Fifth Sunday in Lent Trinity Lutheran Church 25 March 2007 Murdock, NE
+ Jesu Juva +
Philippians 3:8-14 A Righteousness Not of My Own!
If you’d quit living like Anna Nicole Smith, God would like you more. If you’d quit dancing and playing cards, God wouldn’t be so angry at you. Clean up your messy lives. Give Jesus your life. Make Him your Master and then He’ll put you on a trail run. Stop sinning for God’s sake. Give Jesus your heart. Obey. Then after a probationary period of getting your act together, a testing period to see if you’re really a Christian, Jesus might ask you for a second interview. “Oh, please Jesus, I’ll try harder. I promise to be better.”
We’re addicted to these grim pills of religion. Spirituality pills. Morality pills. Druggies when it comes to calling the salvation shots with God. Strung out on believing that we, like the prodigal son last week, can somehow reconcile our situation with God our Father. Fudge the bookkeeping in our favor by our good behavior. By our promises. By our sorrow. We’re always putting in some kind of high-powered religious works additive to the low octane gasoline of God’s grace.
The apostle puts us in rehab. And unlike Brittany Spears, he’s going to keep us there. To lose our religion. Come to our rescue. It’s time to go cold turkey on “having a righteousness of our own.” All our doing and all our not doing amounts to nothing before God. Zilch. Zero. Zippo. Nada.
Knocked off doing your favorite sin? Or at least you want to quit your favorite sin? Haven’t cursed in weeks? Haven’t let alcohol or nicotine touch your lips in years? Try to live by the Golden Rule? Tithe? You love? You really read your Bible? Perfect attendance or almost perfect attendance in Sunday School? Been an active member of the congregation as long as you can remember? That should at least count for something before our heavenly Father shouldn’t it?

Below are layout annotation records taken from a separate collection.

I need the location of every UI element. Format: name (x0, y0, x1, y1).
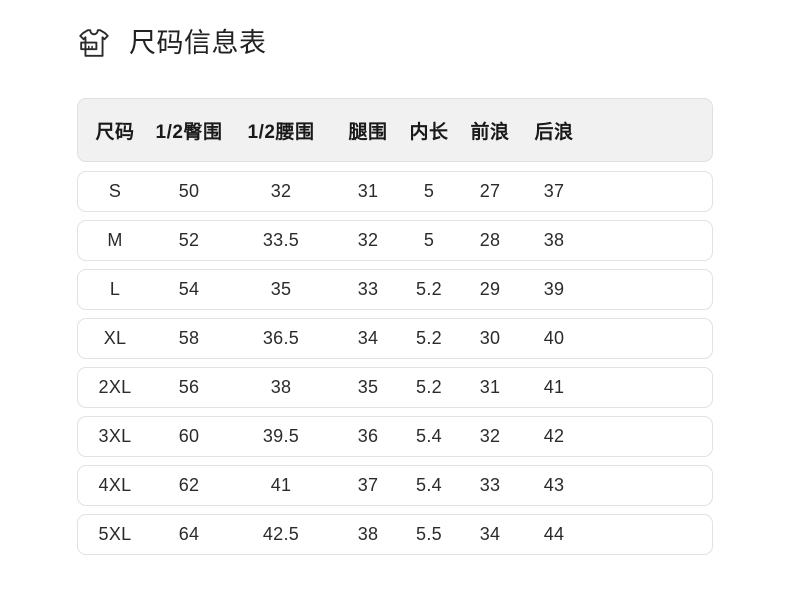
cell-inseam: 5 (423, 181, 435, 201)
cell-inseam: 5.2 (416, 279, 442, 299)
cell-leg: 36 (357, 426, 379, 446)
table-row: XL 58 36.5 34 5.2 30 40 (77, 318, 713, 359)
cell-front-rise: 30 (479, 328, 501, 348)
cell-back-rise: 40 (543, 328, 565, 348)
cell-half-hip: 54 (178, 279, 200, 299)
cell-inseam: 5.2 (416, 328, 442, 348)
table-row: 5XL 64 42.5 38 5.5 34 44 (77, 514, 713, 555)
size-information-table: 尺码 1/2臀围 1/2腰围 腿围 内长 前浪 后浪 S 50 32 31 5 … (77, 98, 713, 555)
cell-back-rise: 38 (543, 230, 565, 250)
table-row: L 54 35 33 5.2 29 39 (77, 269, 713, 310)
cell-leg: 34 (357, 328, 379, 348)
page-header: 尺码信息表 (75, 20, 267, 66)
column-header-size: 尺码 (95, 121, 135, 143)
cell-size: 3XL (98, 426, 132, 446)
cell-leg: 37 (357, 475, 379, 495)
column-header-front-rise: 前浪 (470, 121, 510, 143)
cell-back-rise: 39 (543, 279, 565, 299)
cell-back-rise: 42 (543, 426, 565, 446)
cell-half-hip: 50 (178, 181, 200, 201)
cell-half-hip: 58 (178, 328, 200, 348)
column-header-leg: 腿围 (348, 121, 388, 143)
cell-inseam: 5.5 (416, 524, 442, 544)
cell-half-waist: 32 (270, 181, 292, 201)
cell-half-hip: 56 (178, 377, 200, 397)
table-row: 3XL 60 39.5 36 5.4 32 42 (77, 416, 713, 457)
cell-half-waist: 33.5 (262, 230, 300, 250)
cell-leg: 35 (357, 377, 379, 397)
cell-half-waist: 38 (270, 377, 292, 397)
cell-size: L (109, 279, 121, 299)
cell-back-rise: 41 (543, 377, 565, 397)
table-row: M 52 33.5 32 5 28 38 (77, 220, 713, 261)
cell-size: 2XL (98, 377, 132, 397)
cell-front-rise: 28 (479, 230, 501, 250)
cell-size: M (107, 230, 123, 250)
cell-front-rise: 34 (479, 524, 501, 544)
cell-half-hip: 60 (178, 426, 200, 446)
cell-front-rise: 29 (479, 279, 501, 299)
cell-size: 4XL (98, 475, 132, 495)
table-row: S 50 32 31 5 27 37 (77, 171, 713, 212)
cell-half-waist: 35 (270, 279, 292, 299)
cell-half-hip: 62 (178, 475, 200, 495)
cell-back-rise: 44 (543, 524, 565, 544)
column-header-half-hip: 1/2臀围 (155, 121, 223, 143)
cell-leg: 32 (357, 230, 379, 250)
cell-leg: 31 (357, 181, 379, 201)
cell-front-rise: 31 (479, 377, 501, 397)
cell-half-hip: 64 (178, 524, 200, 544)
page-title: 尺码信息表 (129, 27, 267, 58)
cell-leg: 33 (357, 279, 379, 299)
cell-front-rise: 33 (479, 475, 501, 495)
cell-back-rise: 37 (543, 181, 565, 201)
cell-inseam: 5.2 (416, 377, 442, 397)
column-header-back-rise: 后浪 (534, 121, 574, 143)
cell-size: XL (103, 328, 127, 348)
cell-half-hip: 52 (178, 230, 200, 250)
tshirt-measure-icon (75, 24, 113, 62)
cell-size: 5XL (98, 524, 132, 544)
cell-front-rise: 32 (479, 426, 501, 446)
column-header-inseam: 内长 (409, 121, 449, 143)
cell-leg: 38 (357, 524, 379, 544)
column-header-half-waist: 1/2腰围 (247, 121, 315, 143)
cell-half-waist: 39.5 (262, 426, 300, 446)
cell-half-waist: 42.5 (262, 524, 300, 544)
cell-half-waist: 41 (270, 475, 292, 495)
cell-back-rise: 43 (543, 475, 565, 495)
cell-inseam: 5.4 (416, 475, 442, 495)
cell-inseam: 5 (423, 230, 435, 250)
cell-front-rise: 27 (479, 181, 501, 201)
cell-size: S (108, 181, 122, 201)
table-header-row: 尺码 1/2臀围 1/2腰围 腿围 内长 前浪 后浪 (77, 98, 713, 162)
table-row: 2XL 56 38 35 5.2 31 41 (77, 367, 713, 408)
cell-inseam: 5.4 (416, 426, 442, 446)
table-row: 4XL 62 41 37 5.4 33 43 (77, 465, 713, 506)
cell-half-waist: 36.5 (262, 328, 300, 348)
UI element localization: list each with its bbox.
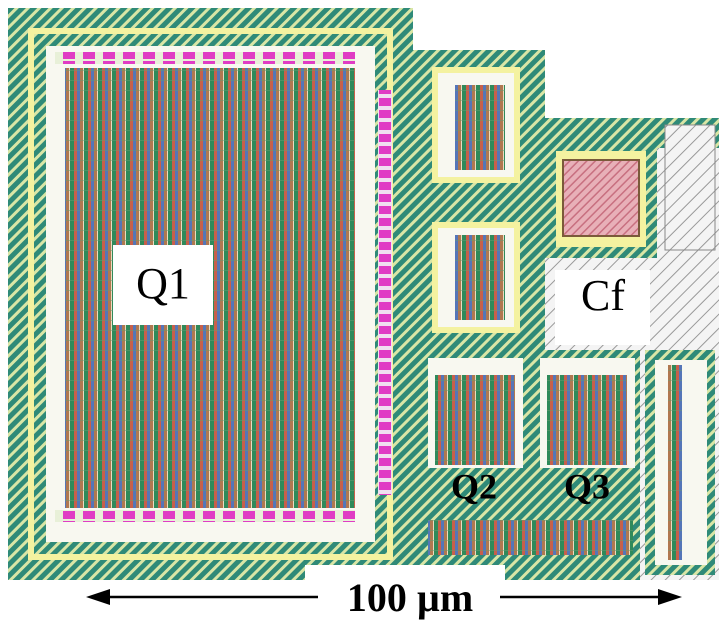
label: Cf xyxy=(581,271,625,320)
scale-bar-label: 100 µm xyxy=(347,575,473,620)
label: Q2 xyxy=(451,466,497,506)
layout: Q1 Cf Q2 Q3 100 µm xyxy=(0,0,719,626)
label: Q1 xyxy=(136,259,190,308)
label: Q3 xyxy=(564,466,610,506)
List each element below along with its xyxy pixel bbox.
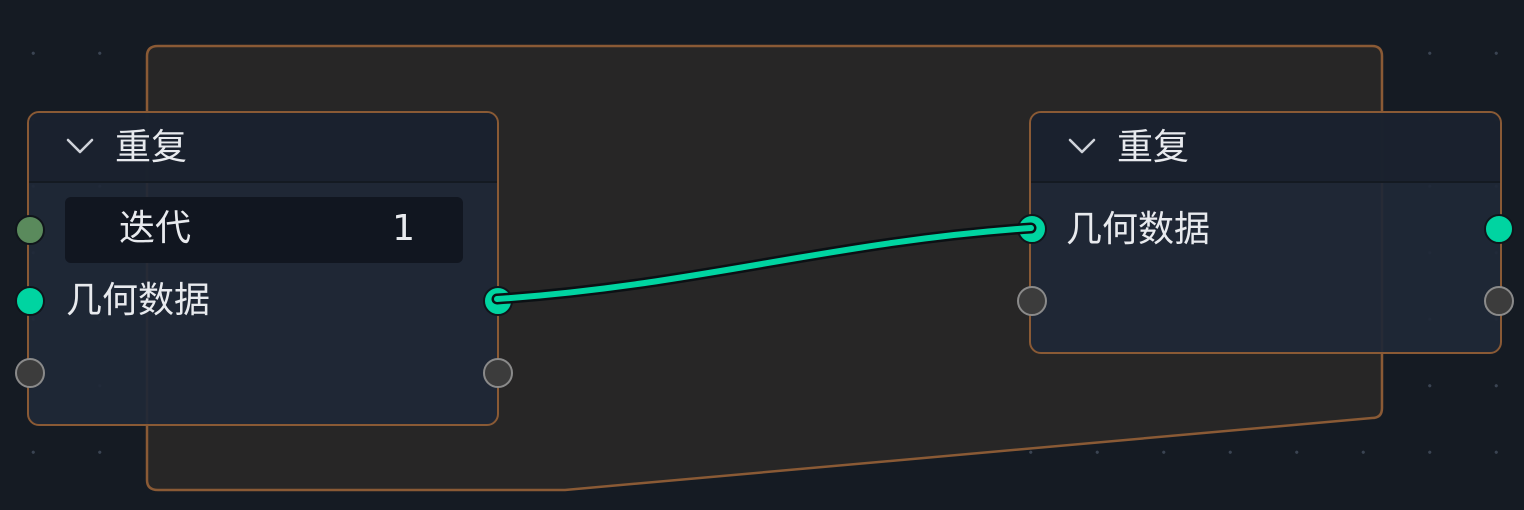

If you think all that or some of it gives you an in with God the Father, you’re a works righteousness drug addict. You’re high on the religion of works. Stoned out of your mind on a dope that makes you believe that God likes you because of what you do or don’t do. A self-righteous junkie.
Paul likens all such righteousness-of-our-own-stuff as skeebala: the waste that you flush down the toilet after you’ve sat there for a while. That’s what the apostle says you can do with all your trying to call the shots with God the Father.
So here’s Paul to the rescue. A dramatic one. He says: “I consider everything a loss compared to the surpassing greatness of knowing Christ Jesus my Lord, for whose sake I have lost all things. I consider them, that I may gain Christ and be found in him, not having a righteousness of my own . . . but that which is through faith in Christ -- the righteousness that comes from God and is by faith.”
It’s time to give up all the religion pills. The spirituality pills. The morality pills. In their place comes Jesus. There’s nothing like a bigger dose of Jesus for our salvation-by-what-we-do-addiction. There’s His perfection. His holiness. His righteousness. His forgiveness. For you. Pure gift.
Christ’s death is for you. His resurrection is for you. Jesus is everything. We are nothing.
So Jesus dies for us. He bolts out of His grave for us. Then He baptizes us. Put His Name on us. Buried us into His death. Raises us to a new life.
There’s nothing like Baptism to show us that there’s a whole different kind of righteousness going on. The Lord’s. Not ours.
So we like Paul share in Christ’s sufferings, death and resurrection. Jesus didn’t do all that for Himself. He did it all to share with us. His suffering counts for us. His death and resurrection count for us. And He says it’s ours even now in His Word and Sacraments. What’s His is ours. Even for you. For you are baptized.
We don’t see it. It’s all hidden. We still look imperfect. We still sin. Big time. And yet the Lord’s forgiving death is always there for us. All gift. A righteousness not of our own making. A righteousness that God gives in His Son. The antidote to the drug -overdosing-righteousness-of-our-own.
In this life we press on. We strain toward what is ahead. And when we die -- when God calls us heavenward – we’ll see exactly what we’ve had all along: The righteousness of Christ!
And that’s all that matters. Jesus our inheritance. Jesus our foundation. Jesus our cornerstone. Jesus our death. Jesus our life. Just Jesus. Here in time. There in eternity. Thank you Jesus.